In 2007, Janey found Julie on Facebook, and we have reconnected after all these years. In some ways, nothing has changed about our friendship. What has changed is our individual views on how things work or how things are. It seems that your lot in life greatly influences your views on things. Which brings us to the Trickle Up Theory.

The Trickle Down Theory

We’re all familiar with the Trickle Down Theory of economics – the idea that if our government takes care of our big businesses and the wealthy, giving them tax breaks and other economic benefits, that they will invest these savings in their businesses and other economic developments, thereby creating jobs and opportunities, and the money will all trickle down to the non-wealthy and the poor, and improve the economy as a whole.
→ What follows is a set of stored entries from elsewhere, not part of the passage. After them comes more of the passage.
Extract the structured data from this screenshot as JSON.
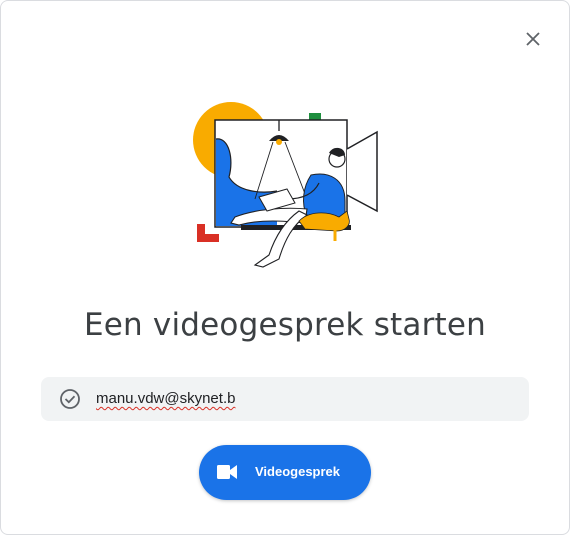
{
  "dialog": {
    "title": "Een videogesprek starten",
    "account": {
      "email": "manu.vdw@skynet.b",
      "icon": "check-circle-icon"
    },
    "call_button": {
      "label": "Videogesprek",
      "icon": "videocam-icon"
    },
    "close_icon": "close-icon"
  },
  "colors": {
    "accent": "#1a73e8",
    "yellow": "#f9ab00",
    "red": "#d93025",
    "green": "#1e8e3e"
  }
}
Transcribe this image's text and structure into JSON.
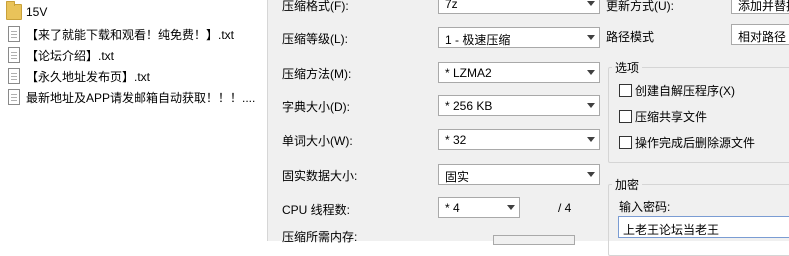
{
  "file_list": [
    {
      "name": "15V",
      "icon": "folder-icon"
    },
    {
      "name": "【来了就能下载和观看！纯免费！】.txt",
      "icon": "text-file-icon"
    },
    {
      "name": "【论坛介绍】.txt",
      "icon": "text-file-icon"
    },
    {
      "name": "【永久地址发布页】.txt",
      "icon": "text-file-icon"
    },
    {
      "name": "最新地址及APP请发邮箱自动获取！！！....",
      "icon": "text-file-icon"
    }
  ],
  "left": {
    "format_label": "压缩格式(F):",
    "format_value": "7z",
    "level_label": "压缩等级(L):",
    "level_value": "1 - 极速压缩",
    "method_label": "压缩方法(M):",
    "method_value": "* LZMA2",
    "dict_label": "字典大小(D):",
    "dict_value": "* 256 KB",
    "word_label": "单词大小(W):",
    "word_value": "* 32",
    "solid_label": "固实数据大小:",
    "solid_value": "固实",
    "threads_label": "CPU 线程数:",
    "threads_value": "* 4",
    "threads_total": "/ 4",
    "memory_label": "压缩所需内存:"
  },
  "right": {
    "update_label": "更新方式(U):",
    "update_value": "添加并替换",
    "path_label": "路径模式",
    "path_value": "相对路径",
    "options_title": "选项",
    "opt_sfx": "创建自解压程序(X)",
    "opt_shared": "压缩共享文件",
    "opt_delete": "操作完成后删除源文件",
    "encryption_title": "加密",
    "password_label": "输入密码:",
    "password_value": "上老王论坛当老王"
  }
}
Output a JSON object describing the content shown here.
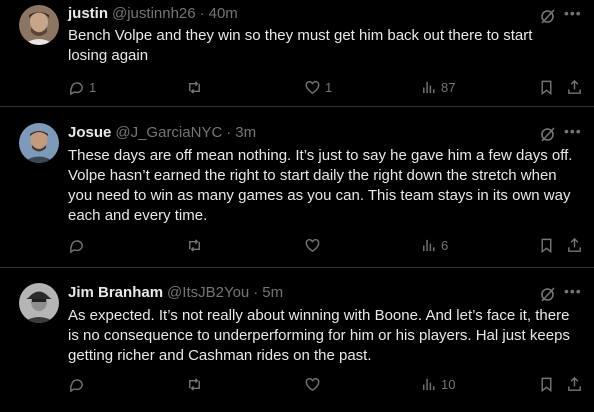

Well, it doesn’t seem to be working. As they say, the rich are getting richer and the poor are getting poorer. CEOs and other business leaders are receiving millions and millions of dollars in bonuses, even as their businesses perform badly. They come out ahead while their stockholders lose money and their workers lose jobs. Unprecendented numbers of hard-working, suburb-living, middle-class people are now homeless, living in hotels or shelters or on the street.

The Trickle Up Theory

Janey says we need a Trickle Up Theory. Her idea is that we should see that everyone has the basics – food, shelter, health care, and a job, and that will trickle up and improve the economy, not to mention improving everyone’s life. Happy, healthy workers are more productive, which benefits the businesses they work for. Having your needs taken care of relieves the anguish and stress of having to scramble for survival, and in the case of homeless families, of seeing your loved ones suffer, too. The rich may not get so much richer, but geezus, don’t they have enough already?

So what we want to do here at The Trickle Up Theory is make you aware of the homelessness problem in America, and also to present our differing viewpoints on politics and the way things are.